I can totally understand that if my server is hacked, and has sudo acess, my chances are slim, however, I would like to make more difficult as possible to prevent any damage.

  • 1
    Enable versioning and delete protection on your bucket. – EEAA Sep 8 '16 at 12:29
  • @EEAA, great idea! I understand the versioning suggestion. But I'm a bit lost when you said "delete protection on your bucket". What that means ? – Valter Silva Sep 8 '16 at 12:44
  • Set your permissions such that your application user does not have delete credentials. You can also require MFA for delete operations. – EEAA Sep 8 '16 at 12:50

Issue 1:

is the fact that I need to store my credentials in a file

If your server is an EC2 instance, then you don't have to store credentials in a file.

Instead, use IAM roles and instance profiles with your EC2 instances. When you do this, do not configure credentials for the AWS CLI. When you execute commands with the CLI, the CLI will collect temporary credentials off-server and use them.


If you do this, then should someone gain unauthorized access to the server, there won't be any credential files for them to take away.
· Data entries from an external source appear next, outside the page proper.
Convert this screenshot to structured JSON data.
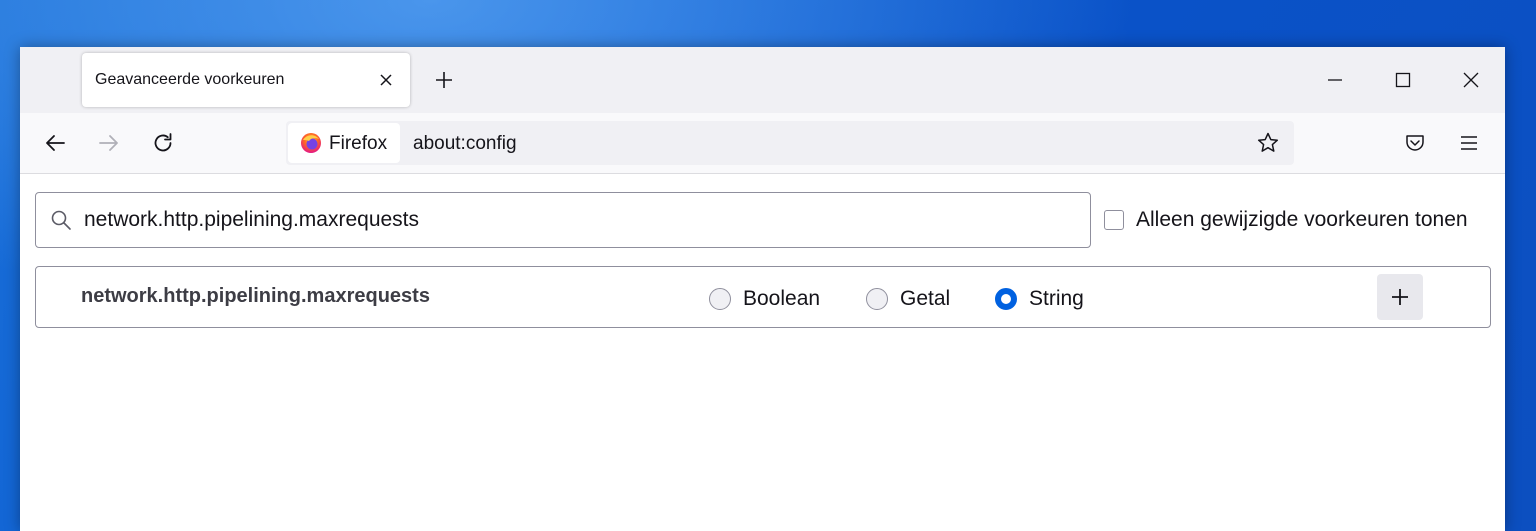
{
  "colors": {
    "desktop_blue": "#0d5fd3",
    "tabstrip_bg": "#f0f0f4",
    "accent": "#0061e0",
    "text": "#15141a"
  },
  "tab": {
    "title": "Geavanceerde voorkeuren",
    "close_icon": "close-icon"
  },
  "window_controls": {
    "minimize_icon": "minimize-icon",
    "maximize_icon": "maximize-icon",
    "close_icon": "close-icon"
  },
  "navbar": {
    "back_icon": "arrow-left-icon",
    "forward_icon": "arrow-right-icon",
    "reload_icon": "reload-icon",
    "identity_label": "Firefox",
    "url": "about:config",
    "bookmark_icon": "star-icon",
    "pocket_icon": "pocket-icon",
    "menu_icon": "hamburger-menu-icon"
  },
  "search": {
    "value": "network.http.pipelining.maxrequests",
    "placeholder": ""
  },
  "filter": {
    "only_modified_label": "Alleen gewijzigde voorkeuren tonen",
    "checked": false
  },
  "new_pref": {
    "name": "network.http.pipelining.maxrequests",
    "types": [
      {
        "label": "Boolean",
        "selected": false
      },
      {
        "label": "Getal",
        "selected": false
      },
      {
        "label": "String",
        "selected": true
      }
    ],
    "add_icon": "plus-icon"
  }
}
To do any damage, they would have to do it right there on the server.

Issue 2:

To prevent damage to the bucket, enable bucket versioning. By doing this, if someone deletes objects and/or changes them, you have the old versions available to access.
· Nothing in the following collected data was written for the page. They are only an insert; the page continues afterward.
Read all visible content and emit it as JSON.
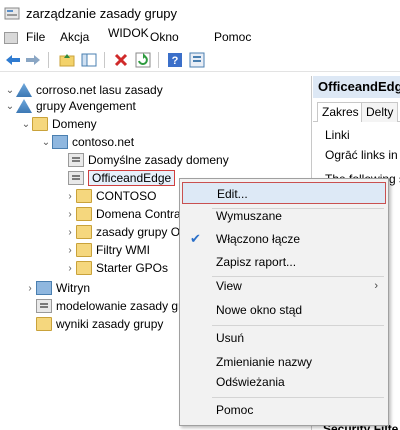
{
  "window": {
    "title": "zarządzanie zasady grupy"
  },
  "menubar": {
    "items": [
      "File",
      "Akcja",
      "WIDOK",
      "Okno",
      "Pomoc"
    ]
  },
  "toolbar": {
    "icons": [
      "back-icon",
      "forward-icon",
      "up-folder-icon",
      "show-hide-tree-icon",
      "delete-icon",
      "refresh-icon",
      "help-icon",
      "properties-icon"
    ]
  },
  "tree": {
    "root": "corroso.net lasu zasady",
    "forest": "grupy Avengement",
    "domains": "Domeny",
    "domain": "contoso.net",
    "default_policy": "Domyślne zasady domeny",
    "office_edge": "OfficeandEdge",
    "contoso": "CONTOSO",
    "domain_controllers": "Domena Contra",
    "gp_objects": "zasady grupy O",
    "wmi_filters": "Filtry WMI",
    "starter_gpos": "Starter GPOs",
    "sites": "Witryn",
    "modeling": "modelowanie zasady grupy",
    "results": "wyniki zasady grupy"
  },
  "right_pane": {
    "header": "OfficeandEdge",
    "tabs": [
      "Zakres",
      "Delty"
    ],
    "links_label": "Linki",
    "restrict_text": "Ogrāć links in t",
    "following_text": "The following si",
    "security_label": "Security Filte"
  },
  "context_menu": {
    "items": {
      "edit": "Edit...",
      "enforced": "Wymuszane",
      "link_enabled": "Włączono łącze",
      "save_report": "Zapisz raport...",
      "view": "View",
      "new_window": "Nowe okno stąd",
      "delete": "Usuń",
      "rename": "Zmienianie nazwy",
      "refresh": "Odświeżania",
      "help": "Pomoc"
    },
    "link_enabled_checked": true,
    "submenu_arrow": "›"
  },
  "colors": {
    "highlight_border": "#c95050",
    "selection_bg": "#dde9f6",
    "header_bg": "#dde8f5"
  }
}
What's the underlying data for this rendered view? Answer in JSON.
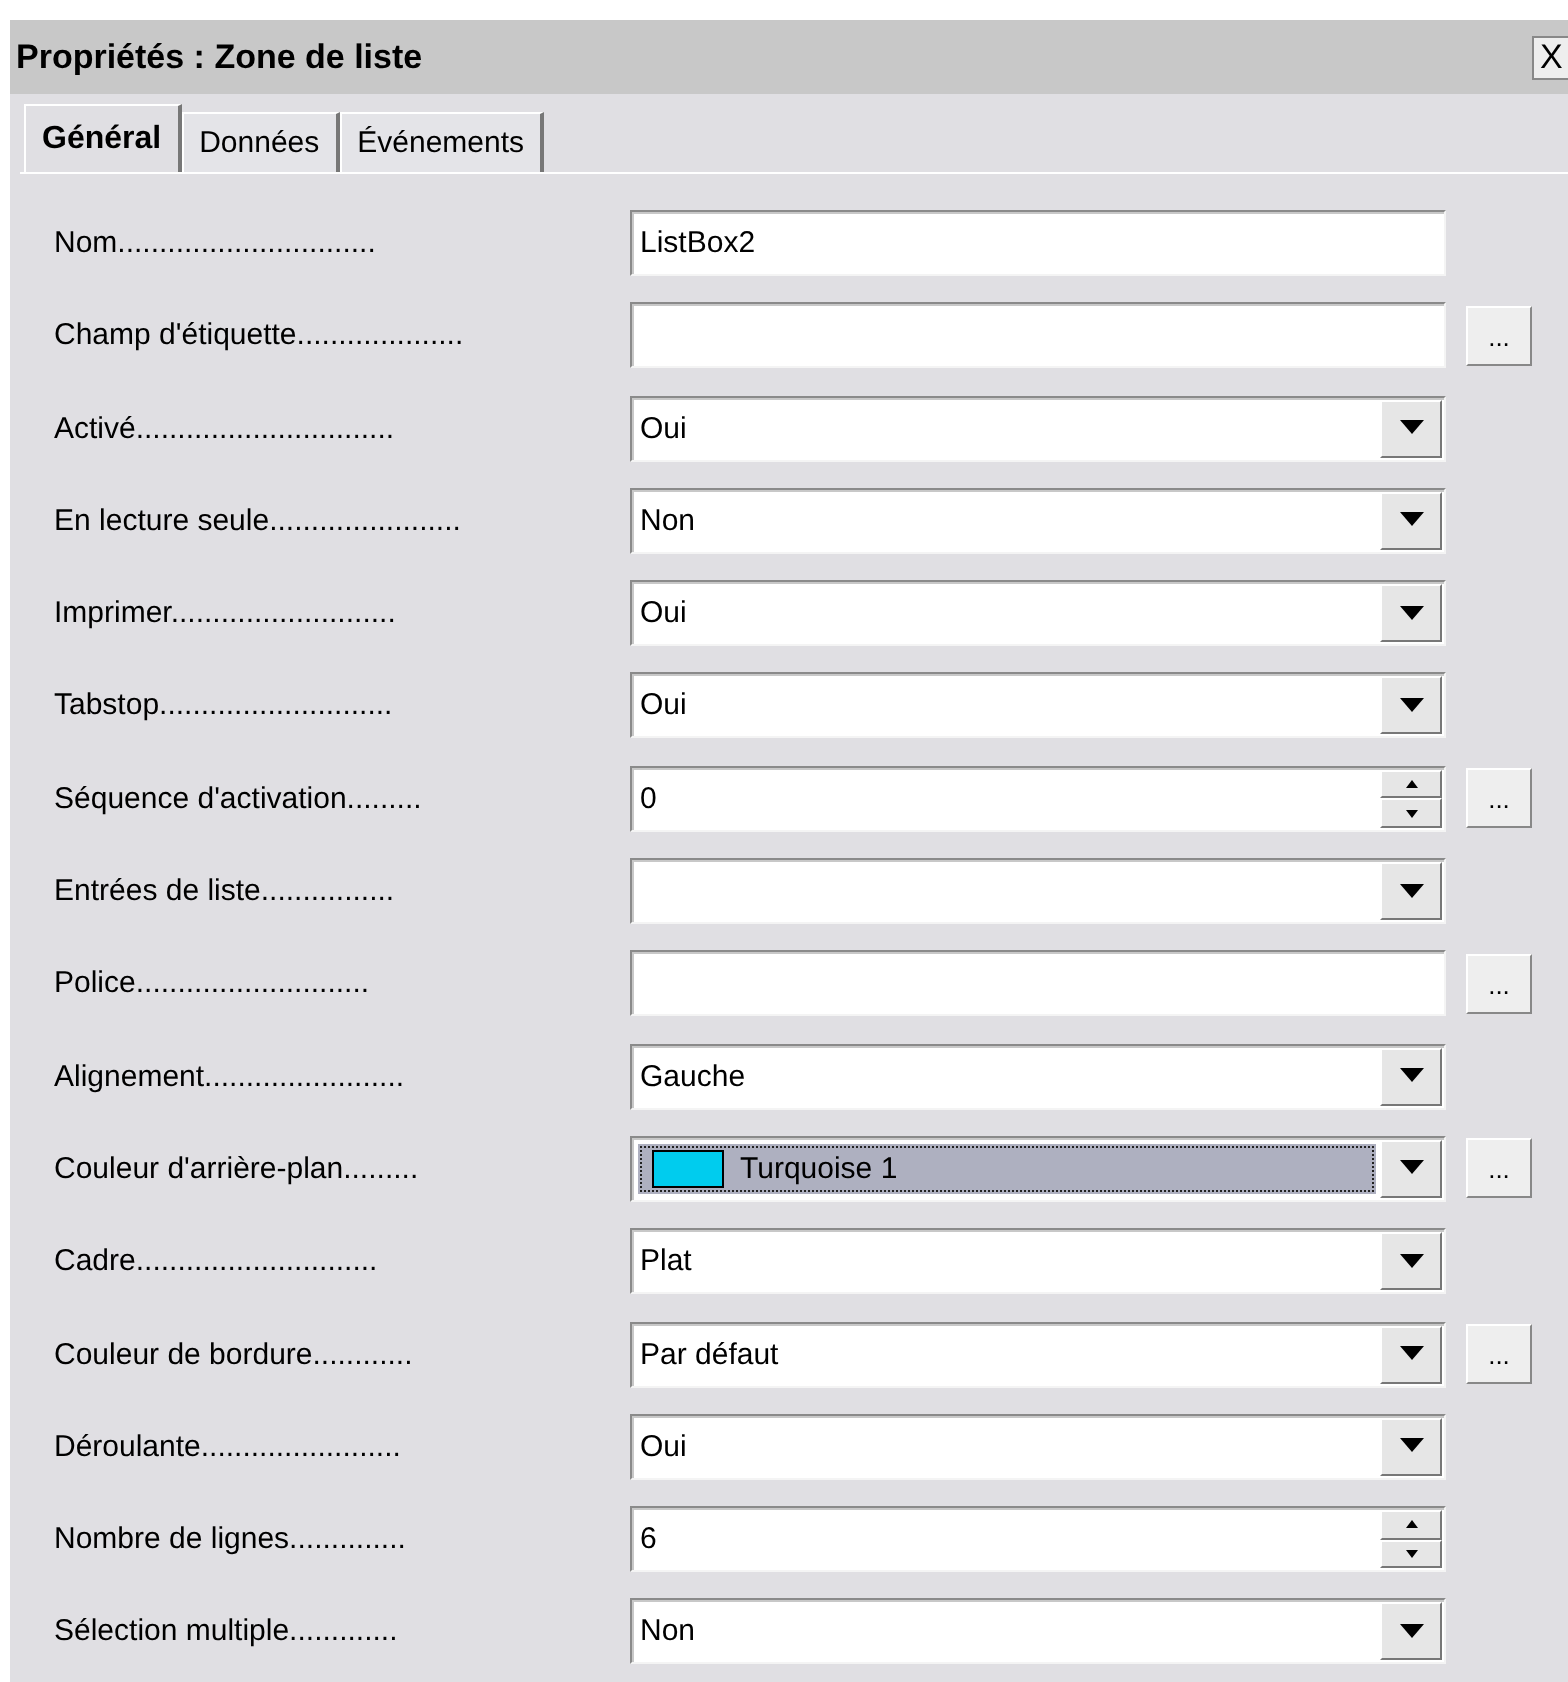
{
  "window": {
    "title": "Propriétés : Zone de liste",
    "close": "X"
  },
  "tabs": [
    {
      "label": "Général",
      "selected": true
    },
    {
      "label": "Données",
      "selected": false
    },
    {
      "label": "Événements",
      "selected": false
    }
  ],
  "rows": [
    {
      "label": "Nom...............................",
      "kind": "text",
      "value": "ListBox2",
      "focused": false
    },
    {
      "label": "Champ d'étiquette....................",
      "kind": "text",
      "focused": false,
      "button": "..."
    },
    {
      "label": "Activé...............................",
      "kind": "combo",
      "value": "Oui",
      "focused": false
    },
    {
      "label": "En lecture seule.......................",
      "kind": "combo",
      "value": "Non",
      "focused": false
    },
    {
      "label": "Imprimer...........................",
      "kind": "combo",
      "value": "Oui",
      "focused": false
    },
    {
      "label": "Tabstop............................",
      "kind": "combo",
      "value": "Oui",
      "focused": false
    },
    {
      "label": "Séquence d'activation.........",
      "kind": "spin",
      "value": "0",
      "focused": false,
      "button": "..."
    },
    {
      "label": "Entrées de liste................",
      "kind": "combo",
      "focused": false
    },
    {
      "label": "Police............................",
      "kind": "text",
      "focused": false,
      "button": "..."
    },
    {
      "label": "Alignement........................",
      "kind": "combo",
      "value": "Gauche",
      "focused": false
    },
    {
      "label": "Couleur d'arrière-plan.........",
      "kind": "color",
      "value": "Turquoise 1",
      "color": "#00ccee",
      "focused": true,
      "button": "..."
    },
    {
      "label": "Cadre.............................",
      "kind": "combo",
      "value": "Plat",
      "focused": false
    },
    {
      "label": "Couleur de bordure............",
      "kind": "combo",
      "value": "Par défaut",
      "focused": false,
      "button": "..."
    },
    {
      "label": "Déroulante........................",
      "kind": "combo",
      "value": "Oui",
      "focused": false
    },
    {
      "label": "Nombre de lignes..............",
      "kind": "spin",
      "value": "6",
      "focused": false
    },
    {
      "label": "Sélection multiple.............",
      "kind": "combo",
      "value": "Non",
      "focused": false
    }
  ]
}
Also, if you really need to delete objects, then enable MFA deletion. When enabled, MFA must be used when objects need to be deleted. Without using the MFA device, deletion objects is prohibited.

For anyone accessing the bucket, give them minimal permissions. Be careful blindly allowing s3:*. If they only need to read objects, just give them s3:GetObject.

  • My VM's are not EC2 instances, for now! :) Your answer is really good Matt! Thanks a lot for it man! – Valter Silva Sep 8 '16 at 14:44
  • While I fully advocate for using Instance roles, your statement isn't entirely correct. Credentials are still available to any potential hackers via the EC2 metadata service. So, you're technically correct that there will be no file to steal, but the credentials will still be available. – EEAA Sep 8 '16 at 20:59

You should do offsite backup. Everyday (in example) you will copy all your data to different location to different provider and in case of disaster you can recover from this.